Mühendis, insanların her türlü ihtiyacını karşıla­maya dayalı çeşitli yapılar yol, köprü, bina, peyzaj, çevre gibi şehircilik ve imar dışı alanların ilkeleri, bayın­dırlık; tarım, beslenme gibi gıda; fizik, kimya, biyoloji, elektrik, elektronik gibi fen; uçak, gemi, otomobil, motor, iş makineleri gibi teknik ve sosyal alanlarda uzmanlaş­mış, belli bir eğitim görmüş kimsedir. Modern anlamda mühendis, bilim insanlarının ürettiği teorik bilgiyi tekni­ker ve teknisyenlerin uygulayabileceği pratik bilgiye dönüştüren kişidir. Demir yolları inşaat mühendisi Art­hur Melen Wellington’a göre mühendislik, “Beceriksiz birinin iki dolara kötü yaptığı bir şeyi bir dolara iyi yapma sanatıdır.” Mühendis olan kişilerin, yüksek lisans bitirerek elde ettikleri unvana yüksek mühendis denir.

Ülkemizde mühendislik tarihi: 1773’te açılan Mü­hendishane-i Bahr-i Hümayun’un (İstanbul Teknik Üni­versitesi) kuruluşu ile başladığı kabul edilir. İlk adı “Mühendishane” olan bu üniversite, ulu­sal tarihimizin ilk üni­versitesidir. I. Abdülhamit devrinde büyümeye devam eden bu üniversitenin III. Selim döneminde adı Mühendishane-i Berr-i Hümayun (İnşaat Mühendisliği) olarak değişmiş ve bir kanun­nameye bağlanmıştır. Bu kanun; üniversitenin kurulduğu dönem ko­şulları içerisinde ol­dukça modern ve modern olduğu kadar da detaylı bir üniversite kanunudur.

1845’te “Meclis’i Mu­vakkat” adı ile ulema asker ve bürokratlardan oluşan yedi kişilik geçici bir meclis kurulmuş ve bir yıl çalışmıştır. Bu meclis eğitim sisteminde yapılması düşünülen dü­zenlemeler için prensipler belirlemiş ve eğitimin batıda olduğu gibi ilk, orta ve yüksek öğretim olmak üzere üç basamaklı yapılmasını benimsemiştir.

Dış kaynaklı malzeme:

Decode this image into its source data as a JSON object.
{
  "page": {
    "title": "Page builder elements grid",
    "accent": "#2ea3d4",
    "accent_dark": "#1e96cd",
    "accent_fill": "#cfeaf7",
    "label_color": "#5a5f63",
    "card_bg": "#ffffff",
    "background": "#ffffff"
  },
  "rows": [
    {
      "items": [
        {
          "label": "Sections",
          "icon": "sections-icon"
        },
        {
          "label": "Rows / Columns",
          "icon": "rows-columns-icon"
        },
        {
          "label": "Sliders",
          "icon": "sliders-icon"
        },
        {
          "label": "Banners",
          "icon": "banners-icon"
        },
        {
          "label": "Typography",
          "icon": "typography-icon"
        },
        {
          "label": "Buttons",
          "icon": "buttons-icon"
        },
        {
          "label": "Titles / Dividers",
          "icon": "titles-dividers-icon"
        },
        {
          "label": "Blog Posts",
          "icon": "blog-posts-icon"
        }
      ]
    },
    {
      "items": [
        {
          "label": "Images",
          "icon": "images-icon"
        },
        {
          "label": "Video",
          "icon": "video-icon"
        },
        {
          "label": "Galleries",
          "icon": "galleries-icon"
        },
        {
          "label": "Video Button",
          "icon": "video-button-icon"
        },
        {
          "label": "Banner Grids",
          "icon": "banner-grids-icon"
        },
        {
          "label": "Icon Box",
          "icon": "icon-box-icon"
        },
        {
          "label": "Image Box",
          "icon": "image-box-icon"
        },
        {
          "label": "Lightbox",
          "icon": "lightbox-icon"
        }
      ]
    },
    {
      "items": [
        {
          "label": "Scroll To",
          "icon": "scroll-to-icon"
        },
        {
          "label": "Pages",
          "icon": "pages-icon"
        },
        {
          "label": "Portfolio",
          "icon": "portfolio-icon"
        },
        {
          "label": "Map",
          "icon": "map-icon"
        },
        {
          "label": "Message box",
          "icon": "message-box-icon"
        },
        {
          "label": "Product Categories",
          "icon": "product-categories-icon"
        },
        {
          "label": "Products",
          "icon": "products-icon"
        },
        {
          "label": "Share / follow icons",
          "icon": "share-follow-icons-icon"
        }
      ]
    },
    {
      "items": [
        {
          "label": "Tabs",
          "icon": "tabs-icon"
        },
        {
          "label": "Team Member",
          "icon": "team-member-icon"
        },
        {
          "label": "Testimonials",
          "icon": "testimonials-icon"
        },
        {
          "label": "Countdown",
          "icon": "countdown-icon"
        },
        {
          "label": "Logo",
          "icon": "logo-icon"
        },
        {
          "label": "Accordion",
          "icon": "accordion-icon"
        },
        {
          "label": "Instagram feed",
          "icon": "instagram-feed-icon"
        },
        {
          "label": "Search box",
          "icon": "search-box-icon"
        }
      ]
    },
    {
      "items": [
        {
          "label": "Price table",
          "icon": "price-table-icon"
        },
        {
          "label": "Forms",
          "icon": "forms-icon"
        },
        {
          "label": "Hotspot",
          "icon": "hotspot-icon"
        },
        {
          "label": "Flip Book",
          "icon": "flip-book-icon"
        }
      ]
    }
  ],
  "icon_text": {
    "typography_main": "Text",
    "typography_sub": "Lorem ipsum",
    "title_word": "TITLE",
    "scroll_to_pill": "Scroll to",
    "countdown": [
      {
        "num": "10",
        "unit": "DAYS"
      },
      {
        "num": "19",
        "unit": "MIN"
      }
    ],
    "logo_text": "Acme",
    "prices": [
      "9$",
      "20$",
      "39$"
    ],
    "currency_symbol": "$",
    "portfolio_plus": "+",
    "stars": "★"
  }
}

Tanzimat’ta bugün kullandığımız üniversite sözcüğüne karşılık ola­rak Osmanlıca Darülfünun terimi kullanılmışsa da içerik olarak batı tipi yeni modern üniversite benimsenmiştir.

1933’e gelindiğinde Darülfünun terimi yerine “üniver­site” tercih edilecek en son darülfünun olan İstanbul Da­rülfünunu adı İstanbul Üniversitesi’ne çevrilerek hem terim hem de anlam itibari ile üniversite batılı olacaktır. Darülfünundan askeriye ve bürokrasinin ihtiyaç duy­duğu insan gücünü yetiştirmesi amaçlanıyordu.

3 Mart 1924 tarih ve 430 sayılı Tevhid-i Tedrisat ka­nunu ile bütün mektep ve medreselerle birlikte Darülfü­nun Maarif Vekaletine bağlandı. 21 Nisan 1924 tarih ve 493 sayılı kanun ile İstanbul Darülfünunun talimatname­leri yayımlandı ve bilimsel ve idari özerklik verildi. Bunun dışında cumhuriyet döneminde çok ciddi devrimler ya­pılmışsa da Darülfünuna dokunulmamıştır. 1933 re­formu ve çevresindeki olaylar cumhuriyet döneminden sonra üniversiteye bakışın anlaşılması bakımından önem taşımaktadır.

31 Temmuz 1933’te Darülfünun kapatılmış, toplam 240 olan öğretim elemanı kadrosu 53’e düşürülmüş ve Almanya’dan Hitler rejiminden kaçan öğretim üyeleri burada ders vermeye başlamıştır. Bu öğretim üyelerinin ülkemiz üniversite ve mühendislik hayatına çok büyük katkıları olmuştur.